こんにちは、アサヒコミュニケーションズです。
先月になりますが、3月8日は「国際女性デー(International Women’s Day)」でした。国際女性デーは、女性の社会参画と地位向上の日として国連によって制定されました。
SDGs目標5にも「ジェンダーの平等を達成し、すべての女性及び女児のエンパワーメントを行う」が掲げられ、さまざまな場面において女性活躍を後押しする取り組みが行われる中、女性が働きやすい環境整備をする企業も増加しています。
イギリスの経済雑誌エコノミストは、先進国を対象とした女性の働きやすさの最新ランキングを公表しましたが、日本はなんと29カ国中28位。ワースト2位という結果に…。
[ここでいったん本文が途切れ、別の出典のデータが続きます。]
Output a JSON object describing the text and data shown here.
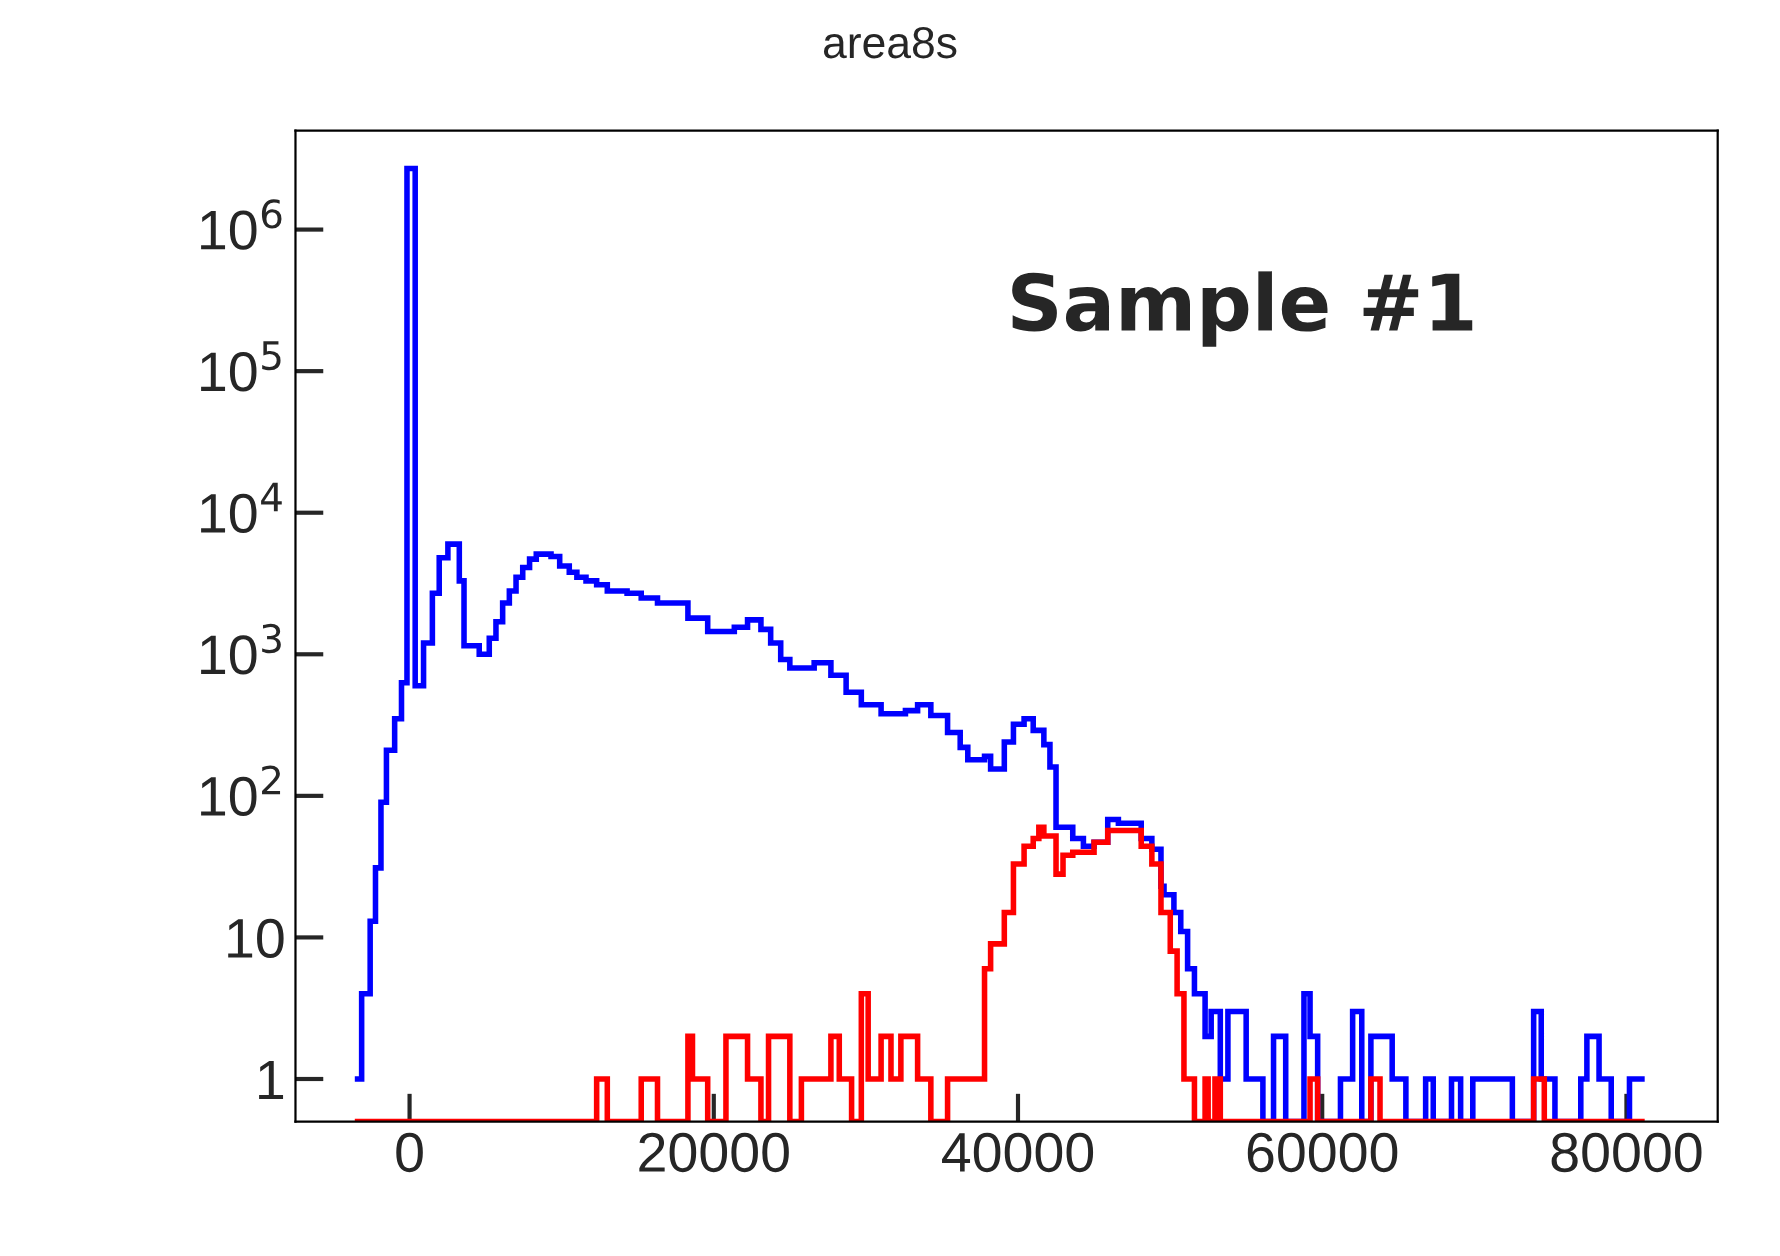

今回は、現在の女性の労働状況、女性が働きやすい環境、ランキング上位の北欧の例等をリサーチしてみました。
女性が働きやすい国ランキング
OECDに加盟する29ヶ国の中28位です。ランキング10位までを見ると9位にニュージーランドが入っていますが、その他は北欧となっています。アメリカは18位、イギリスは20位です。
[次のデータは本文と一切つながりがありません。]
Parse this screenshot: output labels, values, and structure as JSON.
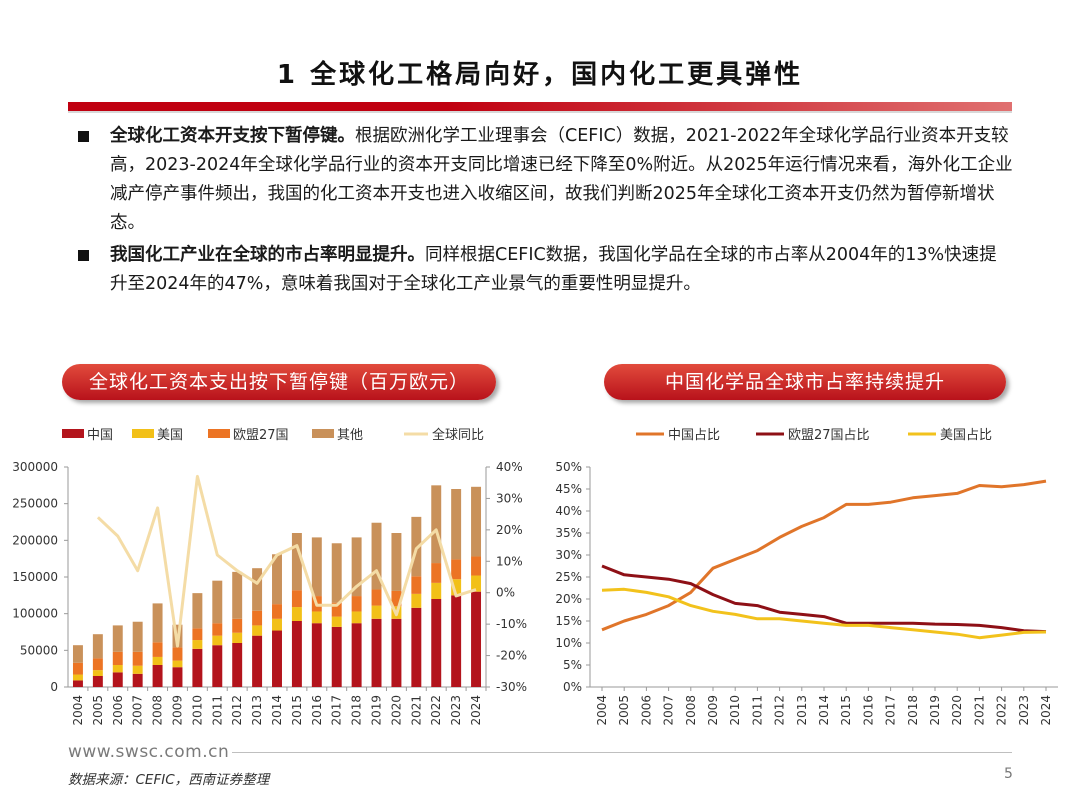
{
  "title": "1 全球化工格局向好，国内化工更具弹性",
  "bullets": [
    {
      "bold": "全球化工资本开支按下暂停键。",
      "text": "根据欧洲化学工业理事会（CEFIC）数据，2021-2022年全球化学品行业资本开支较高，2023-2024年全球化学品行业的资本开支同比增速已经下降至0%附近。从2025年运行情况来看，海外化工企业减产停产事件频出，我国的化工资本开支也进入收缩区间，故我们判断2025年全球化工资本开支仍然为暂停新增状态。"
    },
    {
      "bold": "我国化工产业在全球的市占率明显提升。",
      "text": "同样根据CEFIC数据，我国化学品在全球的市占率从2004年的13%快速提升至2024年的47%，意味着我国对于全球化工产业景气的重要性明显提升。"
    }
  ],
  "footer": {
    "url": "www.swsc.com.cn",
    "source": "数据来源：CEFIC，西南证券整理",
    "page": "5"
  },
  "chart_data": [
    {
      "type": "bar",
      "title": "全球化工资本支出按下暂停键（百万欧元）",
      "stacked": true,
      "categories": [
        "2004",
        "2005",
        "2006",
        "2007",
        "2008",
        "2009",
        "2010",
        "2011",
        "2012",
        "2013",
        "2014",
        "2015",
        "2016",
        "2017",
        "2018",
        "2019",
        "2020",
        "2021",
        "2022",
        "2023",
        "2024"
      ],
      "ylim": [
        0,
        300000
      ],
      "yticks": [
        "300000",
        "250000",
        "200000",
        "150000",
        "100000",
        "50000",
        "0"
      ],
      "y2lim": [
        -30,
        40
      ],
      "y2ticks": [
        "40%",
        "30%",
        "20%",
        "10%",
        "0%",
        "-10%",
        "-20%",
        "-30%"
      ],
      "colors": {
        "中国": "#b3141c",
        "美国": "#f2c018",
        "欧盟27国": "#ec7424",
        "其他": "#c9915a",
        "全球同比": "#f4dca6"
      },
      "series": [
        {
          "name": "中国",
          "values": [
            9000,
            15000,
            20000,
            18000,
            30000,
            27000,
            52000,
            57000,
            60000,
            70000,
            77000,
            90000,
            87000,
            82000,
            87000,
            93000,
            93000,
            108000,
            120000,
            125000,
            130000
          ]
        },
        {
          "name": "美国",
          "values": [
            8000,
            8000,
            10000,
            11000,
            11000,
            9000,
            12000,
            13000,
            14000,
            14000,
            16000,
            19000,
            16000,
            14000,
            16000,
            18000,
            17000,
            19000,
            22000,
            22000,
            22000
          ]
        },
        {
          "name": "欧盟27国",
          "values": [
            16000,
            16000,
            18000,
            19000,
            20000,
            18000,
            16000,
            17000,
            19000,
            20000,
            20000,
            23000,
            21000,
            19000,
            21000,
            22000,
            21000,
            24000,
            27000,
            27000,
            26000
          ]
        },
        {
          "name": "其他",
          "values": [
            24000,
            33000,
            36000,
            41000,
            53000,
            31000,
            48000,
            58000,
            64000,
            58000,
            68000,
            78000,
            80000,
            81000,
            80000,
            91000,
            79000,
            81000,
            106000,
            96000,
            95000
          ]
        }
      ],
      "line_series": {
        "name": "全球同比",
        "axis": "right",
        "values": [
          24,
          18,
          7,
          27,
          -17,
          37,
          12,
          7,
          3,
          12,
          15,
          -4,
          -4,
          2,
          7,
          -7,
          14,
          20,
          -1,
          1
        ]
      }
    },
    {
      "type": "line",
      "title": "中国化学品全球市占率持续提升",
      "categories": [
        "2004",
        "2005",
        "2006",
        "2007",
        "2008",
        "2009",
        "2010",
        "2011",
        "2012",
        "2013",
        "2014",
        "2015",
        "2016",
        "2017",
        "2018",
        "2019",
        "2020",
        "2021",
        "2022",
        "2023",
        "2024"
      ],
      "ylim": [
        0,
        50
      ],
      "yticks": [
        "50%",
        "45%",
        "40%",
        "35%",
        "30%",
        "25%",
        "20%",
        "15%",
        "10%",
        "5%",
        "0%"
      ],
      "series": [
        {
          "name": "中国占比",
          "color": "#e0752a",
          "values": [
            13,
            15,
            16.5,
            18.5,
            21.5,
            27,
            29,
            31,
            34,
            36.5,
            38.5,
            41.5,
            41.5,
            42,
            43,
            43.5,
            44,
            45.8,
            45.5,
            46,
            46.8
          ]
        },
        {
          "name": "欧盟27国占比",
          "color": "#8e1016",
          "values": [
            27.5,
            25.5,
            25,
            24.5,
            23.5,
            21,
            19,
            18.5,
            17,
            16.5,
            16,
            14.5,
            14.5,
            14.5,
            14.5,
            14.3,
            14.2,
            14,
            13.5,
            12.8,
            12.6
          ]
        },
        {
          "name": "美国占比",
          "color": "#f2c21c",
          "values": [
            22,
            22.2,
            21.5,
            20.5,
            18.5,
            17.2,
            16.5,
            15.5,
            15.5,
            15,
            14.5,
            14,
            14,
            13.5,
            13,
            12.5,
            12,
            11.2,
            11.8,
            12.4,
            12.5
          ]
        }
      ]
    }
  ]
}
ランキングは、男女間の賃金格差や女性の管理職の割合など、10の指標に基づいています。
最下位は韓国で、日本と韓国は2016年から同じ順位にとどまっています。
エコノミストは「日本や韓国は、女性が家庭かキャリアかを選択しなければならない状況が続いている」と分析しています。
家庭かキャリアかの選択については、ひと昔と比べれば大分改善されてきたように思いますが上位国と比べると比ではないということでしょう。
日本人女性の働き方満足度は?
2022年2月に、Job総研が 国内20代~60代の男女約600人を対象に「2022年 働く女性実態調査」を実施しています。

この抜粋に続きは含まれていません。